The overall finding was there is no reason to suspect that online and offline samples are not comparable since there is no longer a male skew to the online population, although it does skew younger. In Canada, almost 50% of Internet users have cable or DSL connections. Currently, 70% of all Canadian households and 95% of businesses have some form of online connection.
The one caution from Stephen Popeil, SVP of Millward Brown Canada, is that researchers comparing broadband ad testing results to data bases of results from telephone interviews or anecdotes from focus groups, must take into account that respondents to broadband surveys, like mailed ones, answer alone and so tend to score emotional factors lower than do people reacting to another person. But he says that since the pattern of responses over the whole questionnaire is the same, it’s easy to adjust online scores with an algorithm for comparison with existing offline databases.
The big difference between the two methods is in cost. Broadband research offers greater savings in terms of time and energy and has greater potential for providing larger sample sizes. The hard costs for online ad testing with a national sample are about the same for offline testing in a single location while soft costs are lower for both the market research firm and the client.
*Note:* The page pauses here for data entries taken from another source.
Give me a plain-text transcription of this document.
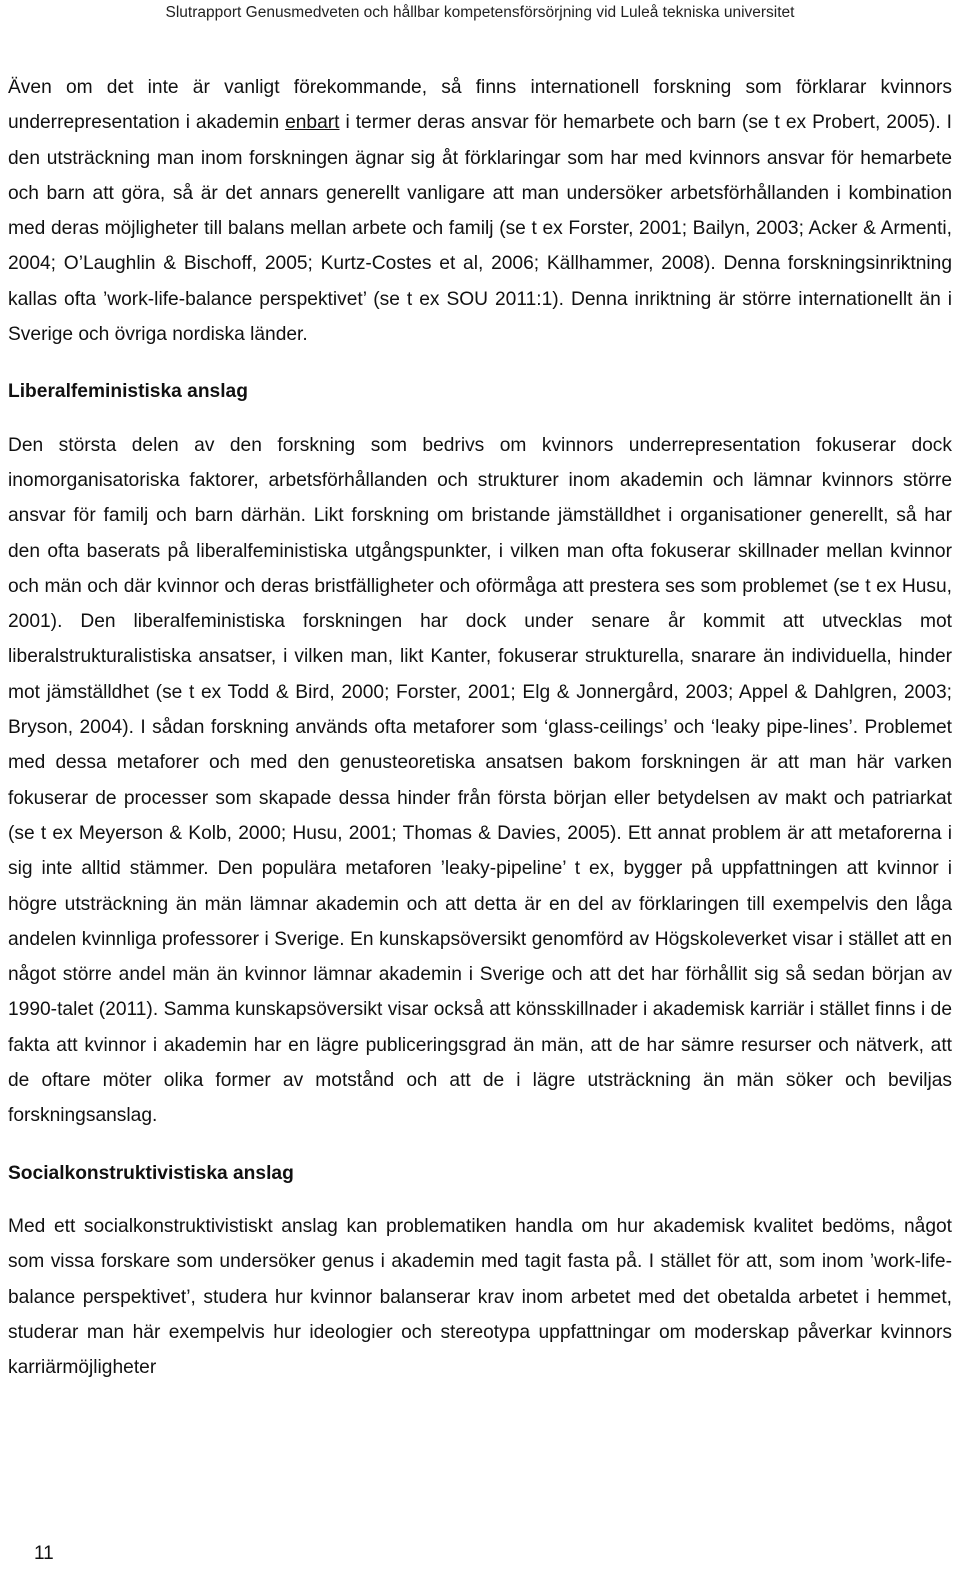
Slutrapport Genusmedveten och hållbar kompetensförsörjning vid Luleå tekniska universitet

Även om det inte är vanligt förekommande, så finns internationell forskning som förklarar kvinnors underrepresentation i akademin enbart i termer deras ansvar för hemarbete och barn (se t ex Probert, 2005). I den utsträckning man inom forskningen ägnar sig åt förklaringar som har med kvinnors ansvar för hemarbete och barn att göra, så är det annars generellt vanligare att man undersöker arbetsförhållanden i kombination med deras möjligheter till balans mellan arbete och familj (se t ex Forster, 2001; Bailyn, 2003; Acker & Armenti, 2004; O’Laughlin & Bischoff, 2005; Kurtz-Costes et al, 2006; Källhammer, 2008). Denna forskningsinriktning kallas ofta ’work-life-balance perspektivet’ (se t ex SOU 2011:1). Denna inriktning är större internationellt än i Sverige och övriga nordiska länder.

Liberalfeministiska anslag

Den största delen av den forskning som bedrivs om kvinnors underrepresentation fokuserar dock inomorganisatoriska faktorer, arbetsförhållanden och strukturer inom akademin och lämnar kvinnors större ansvar för familj och barn därhän. Likt forskning om bristande jämställdhet i organisationer generellt, så har den ofta baserats på liberalfeministiska utgångspunkter, i vilken man ofta fokuserar skillnader mellan kvinnor och män och där kvinnor och deras bristfälligheter och oförmåga att prestera ses som problemet (se t ex Husu, 2001). Den liberalfeministiska forskningen har dock under senare år kommit att utvecklas mot liberalstrukturalistiska ansatser, i vilken man, likt Kanter, fokuserar strukturella, snarare än individuella, hinder mot jämställdhet (se t ex Todd & Bird, 2000; Forster, 2001; Elg & Jonnergård, 2003; Appel & Dahlgren, 2003; Bryson, 2004). I sådan forskning används ofta metaforer som ‘glass-ceilings’ och ‘leaky pipe-lines’. Problemet med dessa metaforer och med den genusteoretiska ansatsen bakom forskningen är att man här varken fokuserar de processer som skapade dessa hinder från första början eller betydelsen av makt och patriarkat (se t ex Meyerson & Kolb, 2000; Husu, 2001; Thomas & Davies, 2005). Ett annat problem är att metaforerna i sig inte alltid stämmer. Den populära metaforen ’leaky-pipeline’ t ex, bygger på uppfattningen att kvinnor i högre utsträckning än män lämnar akademin och att detta är en del av förklaringen till exempelvis den låga andelen kvinnliga professorer i Sverige. En kunskapsöversikt genomförd av Högskoleverket visar i stället att en något större andel män än kvinnor lämnar akademin i Sverige och att det har förhållit sig så sedan början av 1990-talet (2011). Samma kunskapsöversikt visar också att könsskillnader i akademisk karriär i stället finns i de fakta att kvinnor i akademin har en lägre publiceringsgrad än män, att de har sämre resurser och nätverk, att de oftare möter olika former av motstånd och att de i lägre utsträckning än män söker och beviljas forskningsanslag.

Socialkonstruktivistiska anslag

Med ett socialkonstruktivistiskt anslag kan problematiken handla om hur akademisk kvalitet bedöms, något som vissa forskare som undersöker genus i akademin med tagit fasta på. I stället för att, som inom ’work-life-balance perspektivet’, studera hur kvinnor balanserar krav inom arbetet med det obetalda arbetet i hemmet, studerar man här exempelvis hur ideologier och stereotypa uppfattningar om moderskap påverkar kvinnors karriärmöjligheter

11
One hundred people were recruited for each research method. Offline, standard telephone recruiting was used and respondents were paid $50 to attend a Toronto focus group to view and react to a TV commercial. It took seven days to recruit the panel.
The online panel came from a list of 100,000 Canadians who had already opted into a one-million-person global research study, with each study participant requiring high-speed Internet access. The panel was qualified and recruited in just one day.